THE SPORTS DOCTOR- Piggies or players? Grunts give the ladies an advantage


Anna Kournikova, who played at Boyd Tinsley's tourney in 2003, registers a relatively mild 78.5 decibels.
PHOTO BY SIXSTEPS

Once upon a time, I was friendly with several female Olympic weightlifters. Not only did their size and strength daunt me, but the noise they made! Their practice facility reeked of more than perspiration: the din was audible for almost a square mile. But it wasn't the clanging of weights that was most disturbing; it was the grunting.

If a person is lifting 50, 100, or 200 pounds, grunting is totally forgivable. In fact, a silent dead lift would be a little creepy. But as in all things, there's a time and a place. A grunt may be fine at the feed store, but on the tennis court, it's not only inappropriate, it's cheating.

That's right– the grunts and groans and screams spewed from the pretty mouths of Maria Sharapova, Michelle Larcher de Brito, Dinara Safina, and a whole host of others is nothing but a low-down dirty ploy intended to distract and intimidate. Long recognized as terribly annoying, the grunting phenomenon has now gotten totally out of hand.

Remember Monica Seles? She used to be the grunt champion of the tennis world. Her multi-syllabic expulsions registered 93.2 decibels, about the level of a diesel train. Seventeen years ago, the tabloids aptly dubbed her "Moan-ica."

When Larcher de Brito's emanations registered a whopping 109 decibels at this year's French Open, the tabloids dubbed her "the tennis banshee," a rather generous nickname for the Portuguese teenager. That many decibels is louder than a 747 takeoff, and even drowns out Sharapova's 101-decibel roar, which is only as loud as a police siren. 

Frankly, the problem isn't the girls— they're taught from a young age that grunting is okay, no matter how loud. Perhaps unsurprisingly, the three loudest grunters in tennis history– Larcher de Brito, "Shriek-opova," and Seles– all share the same coach, Nick Bollettieri, who vehemently denies he teaches his students to grunt. 

"My staff and I have never taught grunting. We have always taught the proper way to breathe in and out," Bollettieri told The Sunday Times after spectators booed Larcher de Brito at Roland Garros. However, Bollettieri told The Daily Telegraph, "If young players grunt, I definitely will not discourage it, because this is how they relax... it has helped them all become great players and champions."

Well sure– that's the point. At a 2004 tournament, Sharapova's shrieks were so loud that competitors complained from four courts away. As an opponent, tennis legend Chris Evert, told ESPN, "That's the first thing you hear– and you're kind of like thrown off guard as a player– and then before you know it, the ball gets past you."

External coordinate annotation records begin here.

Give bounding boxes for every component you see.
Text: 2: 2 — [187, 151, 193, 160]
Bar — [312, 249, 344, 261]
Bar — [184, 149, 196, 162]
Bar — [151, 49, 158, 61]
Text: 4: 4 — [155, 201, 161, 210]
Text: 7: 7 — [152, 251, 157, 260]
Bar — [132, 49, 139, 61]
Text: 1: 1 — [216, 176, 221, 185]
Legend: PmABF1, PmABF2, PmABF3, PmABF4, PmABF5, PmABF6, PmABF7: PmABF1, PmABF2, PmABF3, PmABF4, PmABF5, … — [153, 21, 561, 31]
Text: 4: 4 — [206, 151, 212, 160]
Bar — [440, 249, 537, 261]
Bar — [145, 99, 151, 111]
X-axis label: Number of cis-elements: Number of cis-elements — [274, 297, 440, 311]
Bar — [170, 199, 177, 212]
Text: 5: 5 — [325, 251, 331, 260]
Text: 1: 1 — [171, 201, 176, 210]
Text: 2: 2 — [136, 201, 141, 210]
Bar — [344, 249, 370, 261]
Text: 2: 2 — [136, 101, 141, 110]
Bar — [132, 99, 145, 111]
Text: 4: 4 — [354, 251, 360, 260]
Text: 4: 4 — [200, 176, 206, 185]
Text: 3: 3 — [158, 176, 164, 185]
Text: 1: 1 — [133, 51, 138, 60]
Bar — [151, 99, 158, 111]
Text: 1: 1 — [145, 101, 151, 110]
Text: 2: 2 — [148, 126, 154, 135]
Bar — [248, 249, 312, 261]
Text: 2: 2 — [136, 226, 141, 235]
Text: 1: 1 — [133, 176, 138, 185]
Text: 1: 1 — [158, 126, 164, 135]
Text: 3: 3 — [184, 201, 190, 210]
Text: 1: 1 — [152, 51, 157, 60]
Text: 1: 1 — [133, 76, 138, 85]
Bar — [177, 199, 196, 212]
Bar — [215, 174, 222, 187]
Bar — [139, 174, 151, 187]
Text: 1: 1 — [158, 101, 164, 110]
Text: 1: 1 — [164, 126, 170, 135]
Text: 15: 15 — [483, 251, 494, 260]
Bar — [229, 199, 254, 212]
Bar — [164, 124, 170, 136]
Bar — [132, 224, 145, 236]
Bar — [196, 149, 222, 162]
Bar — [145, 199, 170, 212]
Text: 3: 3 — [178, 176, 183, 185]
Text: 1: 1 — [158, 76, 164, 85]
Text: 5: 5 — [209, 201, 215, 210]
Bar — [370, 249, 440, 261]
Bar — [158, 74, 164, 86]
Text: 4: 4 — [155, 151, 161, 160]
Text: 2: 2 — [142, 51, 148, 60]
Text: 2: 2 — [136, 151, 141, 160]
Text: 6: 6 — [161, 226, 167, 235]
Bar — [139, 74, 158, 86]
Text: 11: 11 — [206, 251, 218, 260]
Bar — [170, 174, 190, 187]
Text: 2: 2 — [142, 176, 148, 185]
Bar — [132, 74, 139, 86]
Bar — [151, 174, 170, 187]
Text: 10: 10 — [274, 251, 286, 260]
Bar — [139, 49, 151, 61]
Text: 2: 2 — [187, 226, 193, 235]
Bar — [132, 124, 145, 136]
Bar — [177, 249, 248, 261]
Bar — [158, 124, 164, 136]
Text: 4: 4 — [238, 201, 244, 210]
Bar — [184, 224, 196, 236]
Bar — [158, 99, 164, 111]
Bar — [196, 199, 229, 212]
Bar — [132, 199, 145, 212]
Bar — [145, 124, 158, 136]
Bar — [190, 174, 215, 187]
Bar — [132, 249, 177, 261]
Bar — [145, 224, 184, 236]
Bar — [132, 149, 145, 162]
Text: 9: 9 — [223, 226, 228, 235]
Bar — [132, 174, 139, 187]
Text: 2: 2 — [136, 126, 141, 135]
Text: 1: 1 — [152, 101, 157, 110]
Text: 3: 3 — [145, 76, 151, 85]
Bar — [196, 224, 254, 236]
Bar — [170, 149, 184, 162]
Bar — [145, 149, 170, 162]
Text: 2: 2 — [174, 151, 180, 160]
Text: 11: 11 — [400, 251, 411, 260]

Bollettieri claims grunting isn't cheating, and his students chant the same mantra. "I don't think I'm going to win a match because I'm grunting," Seles told reporters back in the early ‘90s. But where the rubber meets the road, there's no doubt players, females especially, are using grunts to further their game, either to intimidate and distract their opponents or for a much more sinister reason.

Martina Navratilova, winner of 18 grand slams, calls grunting "cheating, pure and simple." The grunting noise masks the sound of the racket hitting the ball, a real impediment to world-class players, who often can determine how a ball was struck by that sound.

Back at Wimbledon in 1992, Seles' opponents complained about just that. Late in her quarterfinal match, players began "charging that the formidable Seles' most effective weapon is not her racquet but her racket," according to Time magazine. Nathalie Tauziat and Navratilova both complained that Seles' screaming was so loud they could not hear the ball coming off her racquet.

And it got worse. After Seles' bold statement, the 1992 French Open winner ate some humble pie when opponent Steffi Graf complained when the two met in the Wimbledon final. Forced to curtail her grunts or forfeit the match, Seles lost in straight sets, 6-2, 6-1.

Wimbledon officials claim they're going to crack down on the grunts, but nothing has happened so far. As a matter of fact, it's getting worse. On Monday, June 29, for the first time ever, Wimbledon rolled out its new roof for a match. The reverberations off the roof were deafening, and I don't mean the sound of the ball. Darina Safina, one of Bollettieri's students, was playing, and one would have thought Armageddon had come. 

For these loud and lusty "ladies" and those forced to play them, it can't come soon enough.